Even with respect to those states that continue to recognize a landlord’s right to self-help, many attorneys are very reluctant to recommend this remedy for their landlord clients given (i) the exposure for significant liability to the tenant if the tenant has a valid defense to the alleged default, (ii) the availability of summary ejectment proceedings and (iii) the often correct perception that courts take a dim or outright hostile view towards self-help. Note further, that in the minority of states that still permit a landlord to exercise self-help, for the most part this remedy is expressly limited to commercial landlords with residential tenants already being afforded much greater protection. For the commercial landlord or tenant operating in the District of Columbia, Virginia and Maryland, this article will focus on the widely differing treatment of self-help under the respective laws of these neighboring jurisdictions.
District of Columbia
The District of Columbia has followed the modern trend away from self-help. It is settled law that a commercial or residential landlord in Washington, D.C. cannot use self-help to evict a tenant. In Simpson v. Lee, 499 A.2d 889 (1985), the District of Columbia Court of Appeals held that neither the landlords of commercial or residential property can employ the common law right of self-help. In an earlier case, Mendes v. Johnson, 389 A.2d 781 (1978), the court reasoned that, when Congress created a summary judicial process to enable a landlord to reacquire possession of property, Congress necessarily abrogated the landlord’s right of self-help. Accordingly, the Mendes decision found that a landlord cannot unilaterally evict tenants by, for example, changing the locks or removing their personal possessions.
In Virginia, the commercial landlord retains the traditional remedy of self-help with certain importation limitations. First, the lease must not specify otherwise, so the default and remedy provisions will require great scrutiny for the existing lease and careful drafting for the lease under negotiation. Second, the landlord must not create a breach of the peace or use unreasonable force. To avoid a breach of the peace, most landlords in Virginia exercising self-help choose to change the locks in the middle of the night while the tenant’s business is closed and the premises unoccupied. As in most states, self-help remedies have been eliminated for residential landlords pursuant to Virginia Code sections 55-225.1 and 55-248.36.
The leading Virginia case on commercial self-help remains Shorter v. Shelton, 183 Va. 819 (1945), where the Supreme Court of Virginia reaffirmed the landlord’s common law right of entry. Shorter v. Shelton makes clear, however, that no more force than is reasonably necessary is permitted, and that liability for the excessive use of force by a landlord is recognized.

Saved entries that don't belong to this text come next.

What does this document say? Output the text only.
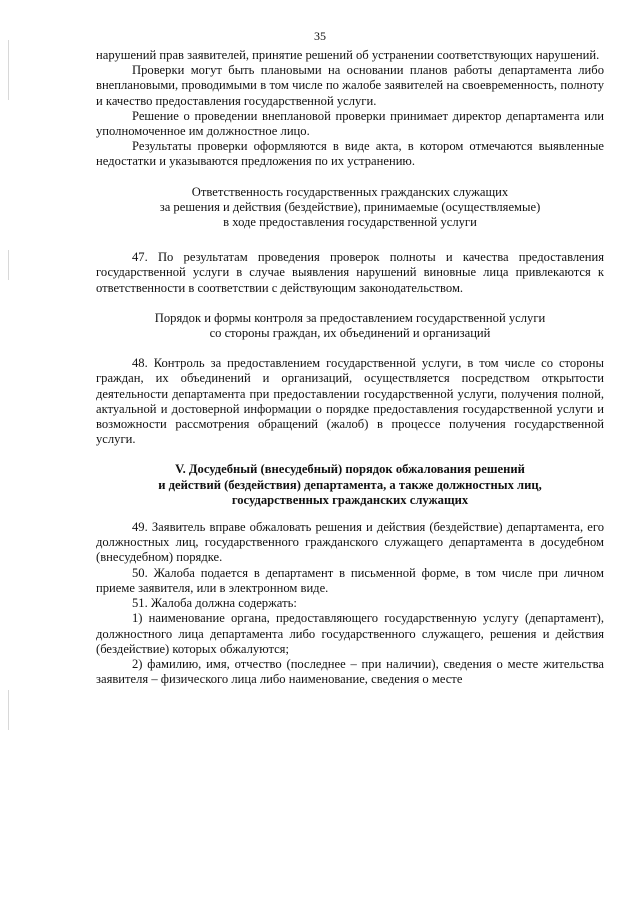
35

нарушений прав заявителей, принятие решений об устранении соответствующих нарушений.

Проверки могут быть плановыми на основании планов работы департамента либо внеплановыми, проводимыми в том числе по жалобе заявителей на своевременность, полноту и качество предоставления государственной услуги.

Решение о проведении внеплановой проверки принимает директор департамента или уполномоченное им должностное лицо.

Результаты проверки оформляются в виде акта, в котором отмечаются выявленные недостатки и указываются предложения по их устранению.

Ответственность государственных гражданских служащих

за решения и действия (бездействие), принимаемые (осуществляемые)

в ходе предоставления государственной услуги

47. По результатам проведения проверок полноты и качества предоставления государственной услуги в случае выявления нарушений виновные лица привлекаются к ответственности в соответствии с действующим законодательством.

Порядок и формы контроля за предоставлением государственной услуги

со стороны граждан, их объединений и организаций

48. Контроль за предоставлением государственной услуги, в том числе со стороны граждан, их объединений и организаций, осуществляется посредством открытости деятельности департамента при предоставлении государственной услуги, получения полной, актуальной и достоверной информации о порядке предоставления государственной услуги и возможности рассмотрения обращений (жалоб) в процессе получения государственной услуги.

V. Досудебный (внесудебный) порядок обжалования решений

и действий (бездействия) департамента, а также должностных лиц,

государственных гражданских служащих

49. Заявитель вправе обжаловать решения и действия (бездействие) департамента, его должностных лиц, государственного гражданского служащего департамента в досудебном (внесудебном) порядке.

50. Жалоба подается в департамент в письменной форме, в том числе при личном приеме заявителя, или в электронном виде.

51. Жалоба должна содержать:

1) наименование органа, предоставляющего государственную услугу (департамент), должностного лица департамента либо государственного служащего, решения и действия (бездействие) которых обжалуются;

2) фамилию, имя, отчество (последнее – при наличии), сведения о месте жительства заявителя – физического лица либо наименование, сведения о месте
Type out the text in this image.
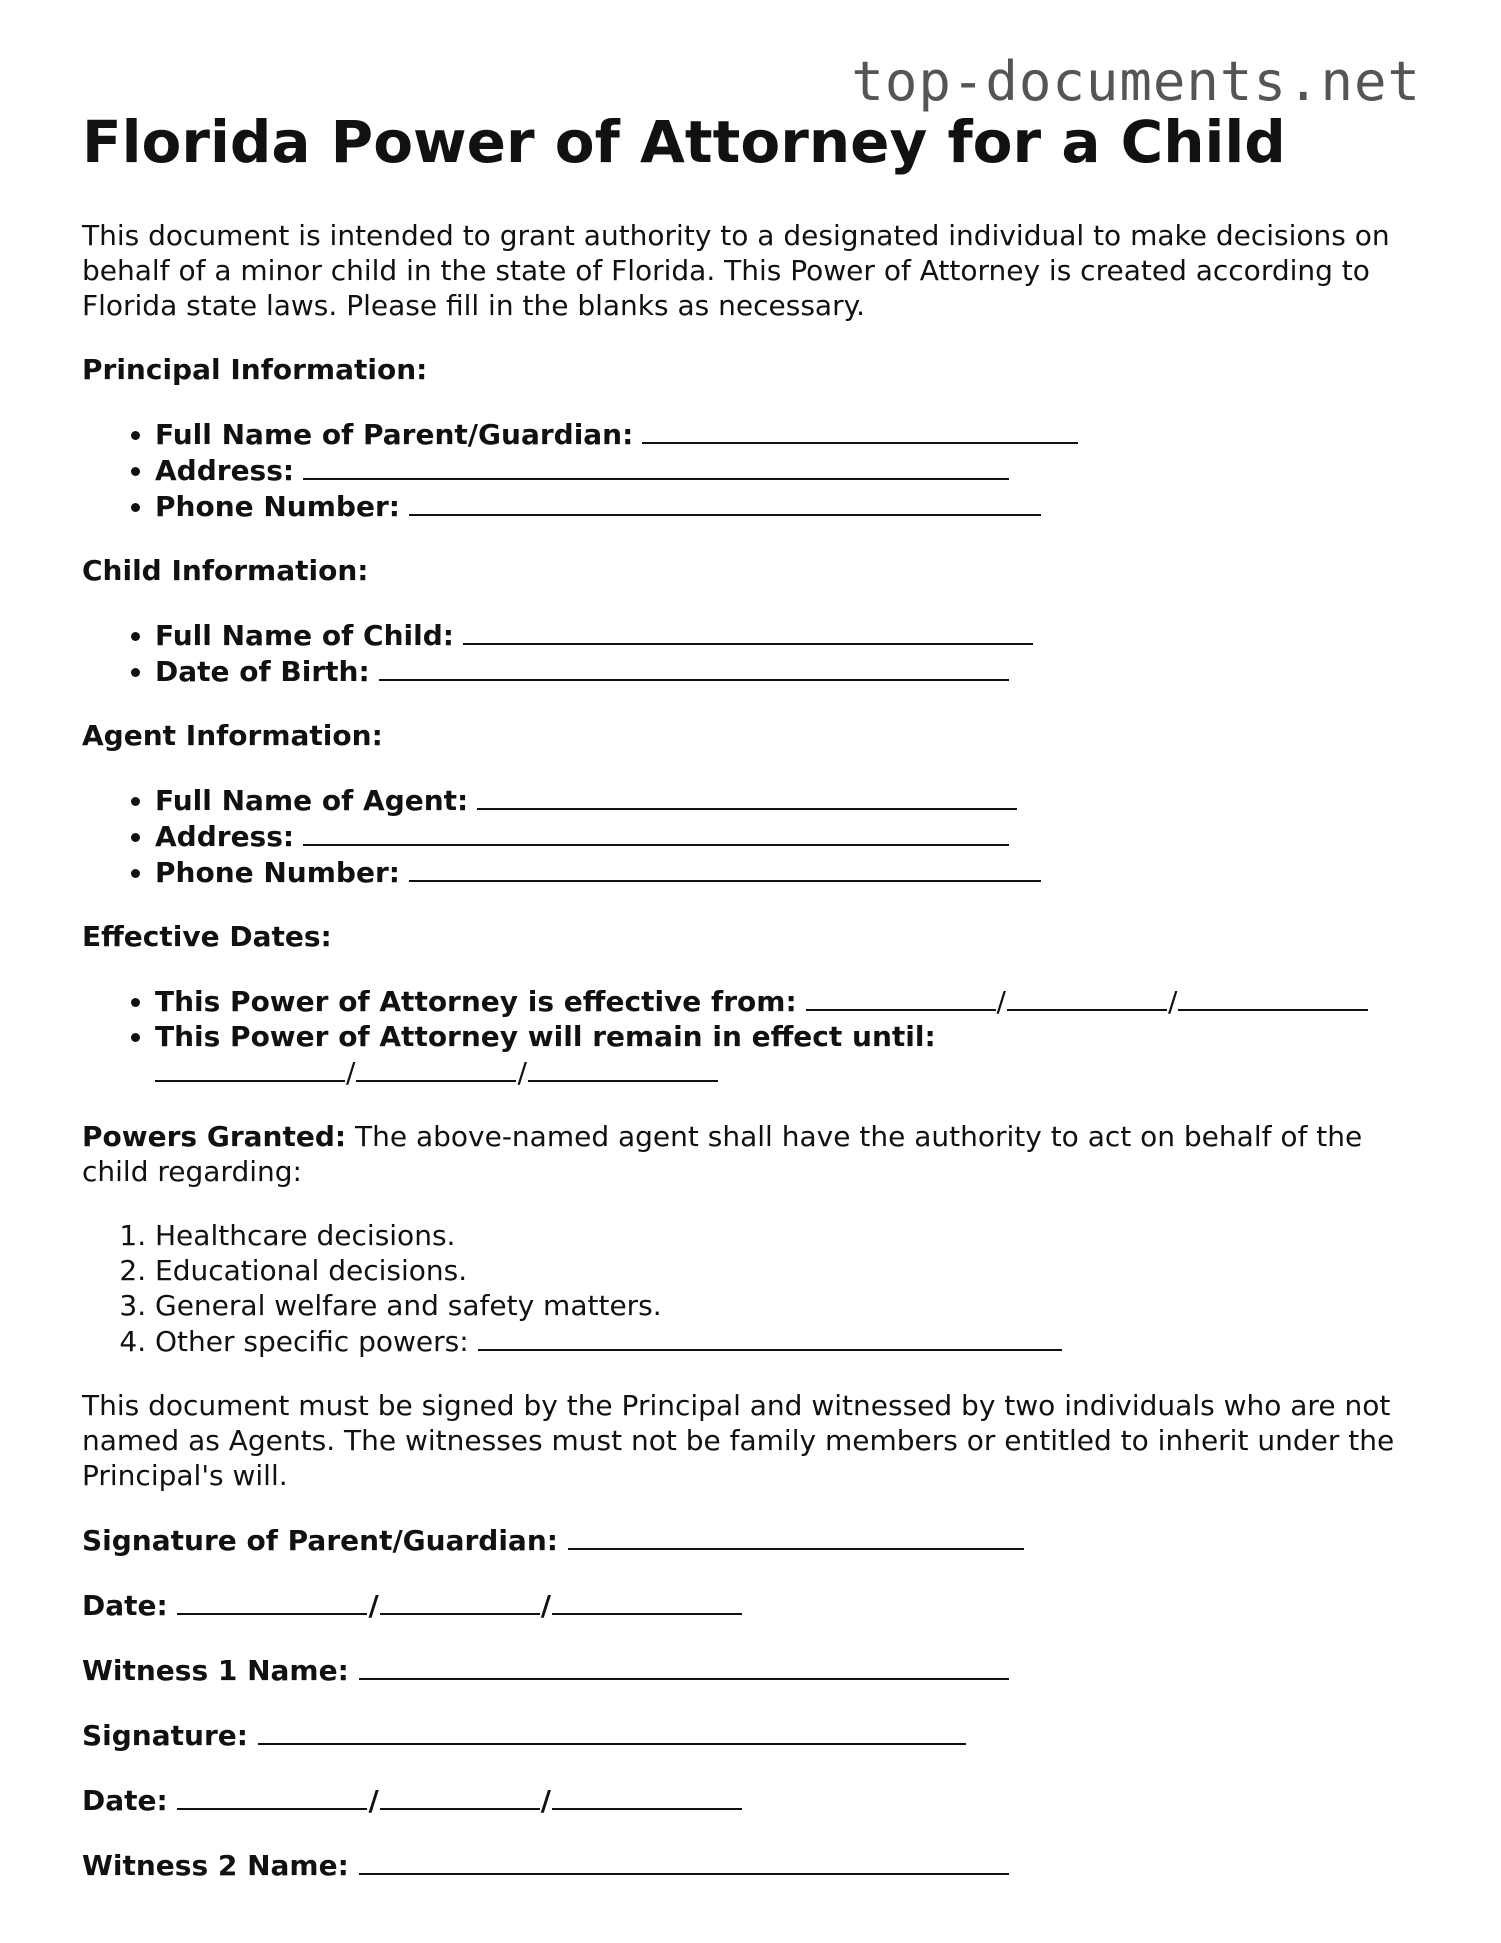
top-documents.net
Florida Power of Attorney for a Child

This document is intended to grant authority to a designated individual to make decisions on behalf of a minor child in the state of Florida. This Power of Attorney is created according to Florida state laws. Please fill in the blanks as necessary.

Principal Information:

• Full Name of Parent/Guardian:
• Address:
• Phone Number:

Child Information:

• Full Name of Child:
• Date of Birth:

Agent Information:

• Full Name of Agent:
• Address:
• Phone Number:

Effective Dates:

• This Power of Attorney is effective from:	/	/
• This Power of Attorney will remain in effect until:
/	/

Powers Granted: The above-named agent shall have the authority to act on behalf of the child regarding:

1. Healthcare decisions.
2. Educational decisions.
3. General welfare and safety matters.
4. Other specific powers:

This document must be signed by the Principal and witnessed by two individuals who are not named as Agents. The witnesses must not be family members or entitled to inherit under the Principal's will.

Signature of Parent/Guardian:

Date:	/	/

Witness 1 Name:

Signature:

Date:	/	/

Witness 2 Name:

Maryland is similar to Virginia in the approach to self-help, but Maryland courts have made very clear that they discourage the use of self-help and would prefer landlords exercise their judicial remedies. The lease must be clear that re-entry is an available remedy for the landlord without an express prohibition against self-help. The tenant must also be in default under the lease beyond any applicable notice and cure period. Finally, the retaking of possession by the landlord must be peaceful. Note that a residential landlord in Maryland may never employ self-help, but only pursue eviction through the judicial process.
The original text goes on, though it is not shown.